Results 1 to 7 of 7
  1. #1
    Join Date
    Jan 2004
    Posts
    22

    Unanswered: Large Volumes of Varchar Data - Design Advice

    Hello all,

    I have recently been task with rewriting a database that holds large volumes of data, whilst ensuring that query can be run in optimal time. Having never really delved into this sort of thing before, I hoped you guys might be able to offer some advice and guidance.
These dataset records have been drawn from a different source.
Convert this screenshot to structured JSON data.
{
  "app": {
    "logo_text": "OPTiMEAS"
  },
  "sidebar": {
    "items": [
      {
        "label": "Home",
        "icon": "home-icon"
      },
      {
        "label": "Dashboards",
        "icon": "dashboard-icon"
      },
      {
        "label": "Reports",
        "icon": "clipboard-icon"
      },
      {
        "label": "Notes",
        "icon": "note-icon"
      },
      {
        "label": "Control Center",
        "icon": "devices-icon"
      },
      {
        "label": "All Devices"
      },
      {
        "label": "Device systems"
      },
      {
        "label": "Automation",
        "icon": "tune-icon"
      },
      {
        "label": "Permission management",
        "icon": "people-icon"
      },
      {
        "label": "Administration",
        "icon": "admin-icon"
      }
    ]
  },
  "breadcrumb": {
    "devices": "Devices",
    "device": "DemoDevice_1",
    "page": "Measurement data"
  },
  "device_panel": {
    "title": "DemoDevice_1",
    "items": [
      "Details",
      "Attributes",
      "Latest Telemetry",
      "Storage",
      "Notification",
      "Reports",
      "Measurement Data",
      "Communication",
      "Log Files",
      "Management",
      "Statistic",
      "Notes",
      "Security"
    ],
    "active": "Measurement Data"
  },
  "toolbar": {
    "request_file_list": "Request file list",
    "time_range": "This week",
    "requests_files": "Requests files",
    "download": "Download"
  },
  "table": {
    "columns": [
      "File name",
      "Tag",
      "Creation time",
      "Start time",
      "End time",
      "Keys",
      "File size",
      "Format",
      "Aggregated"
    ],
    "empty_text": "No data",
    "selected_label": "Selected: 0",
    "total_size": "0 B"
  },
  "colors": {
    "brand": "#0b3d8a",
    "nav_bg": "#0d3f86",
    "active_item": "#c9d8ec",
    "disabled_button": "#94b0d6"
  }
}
    The design I have inherited is based around 2 main tables:

    Code:
    [captured_traps]
    [id] [int] IDENTITY (1, 1) NOT NULL
    [snmp_version] [int] NULL
    [community_name] [varchar] (255)
    [packet_type] [varchar] (50)
    [oid] [varchar] (500)
    [source_ip] [varchar] (15)
    [generic] [int] NULL
    [specific] [int] NULL
    [time_stamp] [varchar] (15)
    [trap_entered] [datetime] NULL
    [status] [int] NULL
    Code:
    [captured_varbinds]
    [id] [int] IDENTITY (1, 1) NOT NULL
    [captured_trap_id] [int] NOT NULL
    [varbind_oid] [varchar] (500)
    [varbind_text] [varchar (500)
    The relationship between the two tables is on the "captured_traps (id)" to "captured_varbinds (captured_trap_id)". Currently the "captured_traps" table contains around 350 million rows, the "captured_varbinds" table contains around 900 million rows.

    Now as you can probably gather this model runs like a....well it sort of hobbles more than runs hence the need to redesign.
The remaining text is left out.